Some important properties of proteins
1- Solubility of proteins in water:
•
•
Most proteins are soluble in water and insoluble in nonpolar fat solvents.
Scleroproteins are insoluble in water.
2- Amphoteric properties of proteins:
•
Proteins contain free carboxyl and amino groups at the ends of the peptide
chains. This makes proteins react with acids and alkalies (i.e. amphoteric)
•
Each protein has its own isoelectric point which is the pH at which it carries equal
positive and negative charge.(neutral)
On the acid side of the isoelectric point (lower pH), proteins carries positive
charge while on the alkaline side (higher pH) they carry negative charge.
Some important properties of proteins
3- Denaturation of proteins:
is the destruction of the secondary and tertiary structures of protein molecule
without loss of the primary structure (peptide bonds).
Effects of denaturation of proteins:
1-Loss of biological activities of proteins
2- Permanent disorder (irreversible) in common cases (reversible in rare cases).
Denaturation can be produced by:
1-Physical agents as heat, ultaviolet rays, X rays… etc
2-Chemical agents: as strong acids, alkalies, heavy metals
N.B. Protreolytic enzymes (e.g. enzymes of digestion) hydrolyse the polypeptide chain (destruct peptide bond
leading to loss of the primary .level of protein structure). This is different from denaturation.

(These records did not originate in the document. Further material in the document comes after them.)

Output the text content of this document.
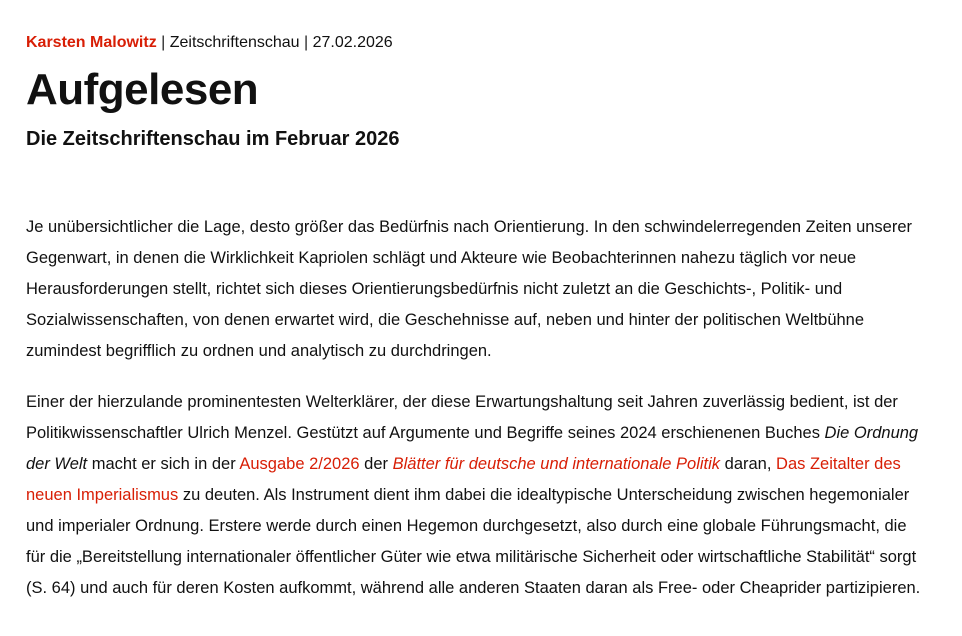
Karsten Malowitz | Zeitschriftenschau | 27.02.2026
Aufgelesen
Die Zeitschriftenschau im Februar 2026

Je unübersichtlicher die Lage, desto größer das Bedürfnis nach Orientierung. In den schwindelerregenden Zeiten unserer Gegenwart, in denen die Wirklichkeit Kapriolen schlägt und Akteure wie Beobachterinnen nahezu täglich vor neue Herausforderungen stellt, richtet sich dieses Orientierungsbedürfnis nicht zuletzt an die Geschichts-, Politik- und Sozialwissenschaften, von denen erwartet wird, die Geschehnisse auf, neben und hinter der politischen Weltbühne zumindest begrifflich zu ordnen und analytisch zu durchdringen.

Einer der hierzulande prominentesten Welterklärer, der diese Erwartungshaltung seit Jahren zuverlässig bedient, ist der Politikwissenschaftler Ulrich Menzel. Gestützt auf Argumente und Begriffe seines 2024 erschienenen Buches Die Ordnung der Welt macht er sich in der Ausgabe 2/2026 der Blätter für deutsche und internationale Politik daran, Das Zeitalter des neuen Imperialismus zu deuten. Als Instrument dient ihm dabei die idealtypische Unterscheidung zwischen hegemonialer und imperialer Ordnung. Erstere werde durch einen Hegemon durchgesetzt, also durch eine globale Führungsmacht, die für die „Bereitstellung internationaler öffentlicher Güter wie etwa militärische Sicherheit oder wirtschaftliche Stabilität“ sorgt (S. 64) und auch für deren Kosten aufkommt, während alle anderen Staaten daran als Free- oder Cheaprider partizipieren.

Classification of proteins
1-
Simple proteins
on hydrolysis, simple proteins yield amino acids only.
2-
Conjugated proteins
On hydrolysis they yield amino acids & a non protein part (prosthetic group)
3- Derived
proteins
They are decomposition products of proteins
Simple proteins (examples)
On hydrolysis, simple proteins yield amino acids only.
Albumin & globulins
- available in milk and egg (of high nutritional value)
- In blood they are two of the plasma proteins.
Histones
- a basic protein as it is rich in histidine.
- available with nucleic acids in chromosomes and in the globin part of hemoglobin.
Scleroproteins
They are the most resistant proteins.
They form the protective and supportive proteins of the body
include:
1-Collagen in tendons, cartilage, bones and connective tissue.
2- Elastin in elastic fibers in lung and big arteries
3- Reticulin in reticular connective tissues of liver, spleen and kidney
4- Keratin in hair, nails and skin
Conjugated proteins (examples)
These proteins on hydrolysis give amino acids and non protein parts called the prosthetic groups
Phosphoproteins
Proteins that are combinedwith phosphoric acid
Example: caseinogen of milk
Glycoprotein
They consists of proteins + mucopolysaccharides (carbohydrates)
They occur in mucous secretions, cartilage, bone & connective tissues.
Examples: Cholndroitin sulphate, Mucoitin sulphate & heparin
Chromoproteins
As hemoglobin in blood and myoglobin of muscles
Hemoglobin & myoglobin are composed of protein part (globin) & non protein part (heme).
Lipoproteins
Lipoproteins are conjugated proteins containing proteins & lipids.
Plasma lipoproteins transport lipids in blood.
Nucleoproteins
They are composed of basic proteins as histones and nucleic acid (DNA of chromosomes).